January 2nd, 2009: It's a strange New Year in Israel.

On the last day of last year, my plane touched down in Ben-Gurion Airport, bringing me back home to Israel after two weeks of traveling and trekking through SouthEastern Turkey. Three months and eleven days before, I had walked through customs to begin my work as a Fulbright scholar. I was nervous then, unsure of the world that I would enter, the people I would meet, the issues I would begin to understand and invest myself in. This time, the uncertainty was of a different variety. Only days before, Israel began it's airstrike on Hamas in Gaza, the drizzle of rockets into Israeli border towns became a downpour, and images of wailing Palestinian mothers, horrible horrible bloodeshed, and faces distorted by anger and fear began to monopolize the media. We had watched it all on little tv's in Turkish villages, the only foreigners around, unsure of what was being communicated and what the narrative was behind it all. This time, I walked out the airport doors into a world that I thought I was beginning to know but which had become more obscured to me than ever.

It was on the way home that the sms messages started coming in. "You're not in Be'er Sheva, are you?" My friend Jeffery Donenfeld had come back from Turkey with me to spend a few days in Israel, and we had decided to head to Jerusalem rather than to the Negev town that I have been working in. We were driving through the hills of Jerusalem in our shared mini-sherut as two rockets fell on and outside the city I'd been living in. The sirens went off and no one was harmed.

New Year's under the circumstances was difficult to engage with. New Year's has never been a significant celebration in Israel, as Israelis had already usured in the new year by the Jewish calendar on the holiday of Rosh Hashana several months before. Walking through the streets in Israel, you are more likely to be wished "Sylvester Sameach" (Happy Sylvester), after the patron saint of the Gregorian Calendar New Year's Day, emphasizing the celebration's Christian underpinnings.

On New Year's eve of 2009, Jeffrey, my British-Israeli friend Michael, and I caught a sherut to Tel-Aviv and followed a "peace on all sides" protest march through the streets of the city. 100, maybe 200 people marching and banging drums, chanting in Hebrew, and asking for an immediate end to the violence. The reactions were mixed. Some argued, most walked by, heading to the plans they had already made. The crowd stopped only once, pausing to count down the last seconds of 2008 in Hebrew. "Happy New War." We walked to the side, unsure of where we fit, what to think, how to engaged.
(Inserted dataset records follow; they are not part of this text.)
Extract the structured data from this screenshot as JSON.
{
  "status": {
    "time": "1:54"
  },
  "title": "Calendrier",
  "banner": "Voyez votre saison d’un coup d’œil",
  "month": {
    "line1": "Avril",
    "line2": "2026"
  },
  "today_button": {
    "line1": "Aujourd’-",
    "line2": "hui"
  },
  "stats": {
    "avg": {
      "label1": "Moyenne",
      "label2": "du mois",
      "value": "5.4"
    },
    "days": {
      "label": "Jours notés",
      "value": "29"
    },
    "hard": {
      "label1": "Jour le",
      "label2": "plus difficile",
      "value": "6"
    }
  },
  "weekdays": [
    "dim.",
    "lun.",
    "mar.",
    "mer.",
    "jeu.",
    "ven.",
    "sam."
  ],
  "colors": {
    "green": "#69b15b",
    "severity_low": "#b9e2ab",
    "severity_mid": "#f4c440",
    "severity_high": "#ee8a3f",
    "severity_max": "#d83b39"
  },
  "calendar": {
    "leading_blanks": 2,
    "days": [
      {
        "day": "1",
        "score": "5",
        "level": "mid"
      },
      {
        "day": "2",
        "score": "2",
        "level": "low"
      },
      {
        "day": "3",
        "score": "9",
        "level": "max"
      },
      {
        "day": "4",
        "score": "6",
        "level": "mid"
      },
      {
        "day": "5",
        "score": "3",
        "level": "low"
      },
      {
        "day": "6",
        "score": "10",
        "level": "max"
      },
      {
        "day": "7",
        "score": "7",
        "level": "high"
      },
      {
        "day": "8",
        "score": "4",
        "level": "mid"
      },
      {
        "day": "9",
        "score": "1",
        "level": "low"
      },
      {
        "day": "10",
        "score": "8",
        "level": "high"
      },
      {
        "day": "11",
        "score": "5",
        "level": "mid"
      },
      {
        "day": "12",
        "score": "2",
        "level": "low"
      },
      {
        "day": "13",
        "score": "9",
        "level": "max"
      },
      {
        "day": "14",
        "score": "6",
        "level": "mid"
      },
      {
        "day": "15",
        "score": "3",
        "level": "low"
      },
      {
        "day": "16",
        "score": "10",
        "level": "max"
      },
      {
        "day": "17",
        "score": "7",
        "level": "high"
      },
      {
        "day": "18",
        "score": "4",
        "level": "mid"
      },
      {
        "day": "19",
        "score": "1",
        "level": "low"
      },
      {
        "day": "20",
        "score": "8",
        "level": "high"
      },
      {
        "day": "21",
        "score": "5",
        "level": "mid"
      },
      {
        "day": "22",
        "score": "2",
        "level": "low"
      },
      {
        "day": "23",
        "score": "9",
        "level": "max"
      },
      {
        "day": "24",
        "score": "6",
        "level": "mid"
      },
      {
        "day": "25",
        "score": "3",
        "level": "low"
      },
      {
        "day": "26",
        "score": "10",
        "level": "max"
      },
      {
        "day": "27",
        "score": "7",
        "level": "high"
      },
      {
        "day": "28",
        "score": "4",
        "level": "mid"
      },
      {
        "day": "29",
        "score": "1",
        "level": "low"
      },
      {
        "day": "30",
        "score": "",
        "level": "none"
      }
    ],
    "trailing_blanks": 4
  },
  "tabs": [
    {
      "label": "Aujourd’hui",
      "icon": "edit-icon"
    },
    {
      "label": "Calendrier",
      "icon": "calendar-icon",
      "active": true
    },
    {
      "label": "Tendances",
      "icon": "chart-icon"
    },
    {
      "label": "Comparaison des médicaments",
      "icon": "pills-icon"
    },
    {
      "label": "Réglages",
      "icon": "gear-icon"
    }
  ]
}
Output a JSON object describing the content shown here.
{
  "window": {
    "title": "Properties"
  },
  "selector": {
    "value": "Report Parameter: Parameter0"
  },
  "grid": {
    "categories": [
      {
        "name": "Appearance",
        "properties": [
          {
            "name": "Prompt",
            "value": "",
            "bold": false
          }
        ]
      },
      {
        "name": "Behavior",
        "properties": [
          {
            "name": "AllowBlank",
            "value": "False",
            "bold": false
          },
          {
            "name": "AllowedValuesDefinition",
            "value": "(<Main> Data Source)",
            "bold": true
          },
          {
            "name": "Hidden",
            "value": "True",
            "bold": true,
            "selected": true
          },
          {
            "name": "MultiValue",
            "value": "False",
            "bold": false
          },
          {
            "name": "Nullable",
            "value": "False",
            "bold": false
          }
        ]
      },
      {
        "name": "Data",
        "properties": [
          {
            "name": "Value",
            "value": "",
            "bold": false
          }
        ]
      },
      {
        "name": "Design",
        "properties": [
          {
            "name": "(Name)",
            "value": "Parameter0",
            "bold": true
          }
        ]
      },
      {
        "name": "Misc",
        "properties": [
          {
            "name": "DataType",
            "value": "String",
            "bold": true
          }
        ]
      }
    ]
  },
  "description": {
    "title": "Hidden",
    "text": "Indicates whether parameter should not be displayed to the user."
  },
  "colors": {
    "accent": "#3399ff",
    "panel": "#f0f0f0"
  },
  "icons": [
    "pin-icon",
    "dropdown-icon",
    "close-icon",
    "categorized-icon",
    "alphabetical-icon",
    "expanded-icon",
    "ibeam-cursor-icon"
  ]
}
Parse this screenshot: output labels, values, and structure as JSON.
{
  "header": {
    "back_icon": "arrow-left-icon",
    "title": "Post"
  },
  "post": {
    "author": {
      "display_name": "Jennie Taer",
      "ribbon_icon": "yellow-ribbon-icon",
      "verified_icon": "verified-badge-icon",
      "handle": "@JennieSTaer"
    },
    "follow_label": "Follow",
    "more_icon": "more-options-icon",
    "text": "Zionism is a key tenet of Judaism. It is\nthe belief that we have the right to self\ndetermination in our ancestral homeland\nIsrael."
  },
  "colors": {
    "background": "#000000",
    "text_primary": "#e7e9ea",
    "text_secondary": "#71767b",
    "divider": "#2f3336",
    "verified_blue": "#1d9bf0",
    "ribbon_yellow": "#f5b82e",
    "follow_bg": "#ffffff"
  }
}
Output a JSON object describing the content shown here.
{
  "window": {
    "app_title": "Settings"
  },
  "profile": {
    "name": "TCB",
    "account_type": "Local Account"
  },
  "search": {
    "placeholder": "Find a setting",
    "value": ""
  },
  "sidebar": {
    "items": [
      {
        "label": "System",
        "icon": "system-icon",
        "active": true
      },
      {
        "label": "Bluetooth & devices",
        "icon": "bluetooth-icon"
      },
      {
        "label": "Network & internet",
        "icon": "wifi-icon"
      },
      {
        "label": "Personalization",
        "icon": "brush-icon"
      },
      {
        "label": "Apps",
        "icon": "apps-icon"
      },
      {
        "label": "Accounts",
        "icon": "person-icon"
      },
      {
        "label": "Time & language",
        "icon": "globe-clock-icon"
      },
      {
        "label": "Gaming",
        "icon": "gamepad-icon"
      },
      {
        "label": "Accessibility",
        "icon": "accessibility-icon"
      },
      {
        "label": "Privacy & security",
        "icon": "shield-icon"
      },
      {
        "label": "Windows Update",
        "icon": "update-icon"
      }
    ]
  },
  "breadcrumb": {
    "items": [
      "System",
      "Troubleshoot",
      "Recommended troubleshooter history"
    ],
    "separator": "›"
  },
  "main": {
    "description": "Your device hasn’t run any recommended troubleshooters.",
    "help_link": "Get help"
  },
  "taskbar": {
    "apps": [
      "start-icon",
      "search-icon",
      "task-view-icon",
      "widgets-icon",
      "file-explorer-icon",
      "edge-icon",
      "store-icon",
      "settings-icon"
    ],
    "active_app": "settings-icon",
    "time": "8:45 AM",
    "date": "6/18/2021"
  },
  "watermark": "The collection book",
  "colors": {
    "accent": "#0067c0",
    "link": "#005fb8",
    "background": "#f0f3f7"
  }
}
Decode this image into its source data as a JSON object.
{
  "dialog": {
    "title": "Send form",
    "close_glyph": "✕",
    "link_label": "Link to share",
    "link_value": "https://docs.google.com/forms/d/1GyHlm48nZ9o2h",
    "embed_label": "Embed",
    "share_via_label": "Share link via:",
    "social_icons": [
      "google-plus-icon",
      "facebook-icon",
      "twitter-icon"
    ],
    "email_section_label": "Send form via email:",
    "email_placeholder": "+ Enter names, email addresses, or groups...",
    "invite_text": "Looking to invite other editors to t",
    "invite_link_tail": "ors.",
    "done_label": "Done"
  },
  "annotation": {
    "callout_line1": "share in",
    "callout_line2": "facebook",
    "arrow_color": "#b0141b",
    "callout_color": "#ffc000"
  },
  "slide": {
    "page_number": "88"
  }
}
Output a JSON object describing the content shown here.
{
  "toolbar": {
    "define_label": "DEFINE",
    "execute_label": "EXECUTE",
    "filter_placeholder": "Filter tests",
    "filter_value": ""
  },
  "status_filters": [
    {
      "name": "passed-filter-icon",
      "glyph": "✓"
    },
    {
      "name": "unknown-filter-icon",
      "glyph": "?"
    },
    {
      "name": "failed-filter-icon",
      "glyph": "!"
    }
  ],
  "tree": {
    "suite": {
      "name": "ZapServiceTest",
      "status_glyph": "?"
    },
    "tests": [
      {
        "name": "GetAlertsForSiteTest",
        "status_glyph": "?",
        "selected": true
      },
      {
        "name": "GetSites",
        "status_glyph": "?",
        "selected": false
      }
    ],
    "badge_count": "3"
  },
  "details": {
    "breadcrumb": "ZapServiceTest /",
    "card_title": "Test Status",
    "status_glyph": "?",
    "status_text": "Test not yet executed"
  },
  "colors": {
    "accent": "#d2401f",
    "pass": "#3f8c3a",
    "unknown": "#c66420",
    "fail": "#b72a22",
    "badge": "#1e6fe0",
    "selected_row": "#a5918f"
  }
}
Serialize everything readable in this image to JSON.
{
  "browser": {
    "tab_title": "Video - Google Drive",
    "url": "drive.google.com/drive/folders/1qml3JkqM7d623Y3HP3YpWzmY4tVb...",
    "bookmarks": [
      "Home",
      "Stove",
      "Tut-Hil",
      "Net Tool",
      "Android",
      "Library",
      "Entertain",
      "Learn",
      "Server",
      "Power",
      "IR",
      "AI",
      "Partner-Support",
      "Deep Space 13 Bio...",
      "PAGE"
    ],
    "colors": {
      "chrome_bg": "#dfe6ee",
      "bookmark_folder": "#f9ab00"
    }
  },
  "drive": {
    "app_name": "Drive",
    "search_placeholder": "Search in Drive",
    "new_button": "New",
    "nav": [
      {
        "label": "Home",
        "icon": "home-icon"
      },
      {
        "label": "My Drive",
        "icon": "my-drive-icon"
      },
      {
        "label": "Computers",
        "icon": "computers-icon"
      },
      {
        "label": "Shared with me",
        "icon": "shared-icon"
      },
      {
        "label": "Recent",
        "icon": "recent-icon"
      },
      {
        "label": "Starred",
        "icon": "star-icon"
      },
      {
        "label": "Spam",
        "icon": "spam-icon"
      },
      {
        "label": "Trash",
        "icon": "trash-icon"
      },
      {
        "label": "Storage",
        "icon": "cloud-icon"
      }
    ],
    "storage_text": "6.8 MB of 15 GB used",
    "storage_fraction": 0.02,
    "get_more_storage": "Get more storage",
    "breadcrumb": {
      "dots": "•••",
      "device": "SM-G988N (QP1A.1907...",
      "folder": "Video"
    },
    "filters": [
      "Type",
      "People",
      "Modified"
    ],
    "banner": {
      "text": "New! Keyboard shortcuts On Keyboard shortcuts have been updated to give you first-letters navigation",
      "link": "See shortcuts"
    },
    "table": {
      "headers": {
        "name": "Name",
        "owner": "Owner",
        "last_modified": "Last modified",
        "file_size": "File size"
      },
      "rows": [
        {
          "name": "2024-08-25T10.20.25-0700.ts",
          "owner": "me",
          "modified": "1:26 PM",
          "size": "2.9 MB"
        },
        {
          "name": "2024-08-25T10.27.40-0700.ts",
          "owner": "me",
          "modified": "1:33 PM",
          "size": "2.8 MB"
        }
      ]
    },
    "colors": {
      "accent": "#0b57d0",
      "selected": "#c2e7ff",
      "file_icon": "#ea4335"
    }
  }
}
We ended the night back in Jerusalem, sitting with my friend at the DJ station of a little cavernous bar as the first hours of the new year drifted in.

Life in Jerusalem carries on as before. More soldiers are about, and East Jerusalem has been under strikes and boycotts. Things feel a bit more tense, a bit more subdued. I'm continuing my work as I can, but it's difficult now. Al-Quds University in East Jerusalem is closed. Some of my meetings have been canceled. I'm off to chair the most important organizing meeting my project has seen yet. We'll see who is able to come and what we are able to conclude...

1 comment:

Josh One said...

Hey!
I like your blog. I also live in Beer Sheva and blog about it.
Anyway, stay safe in these interesting times.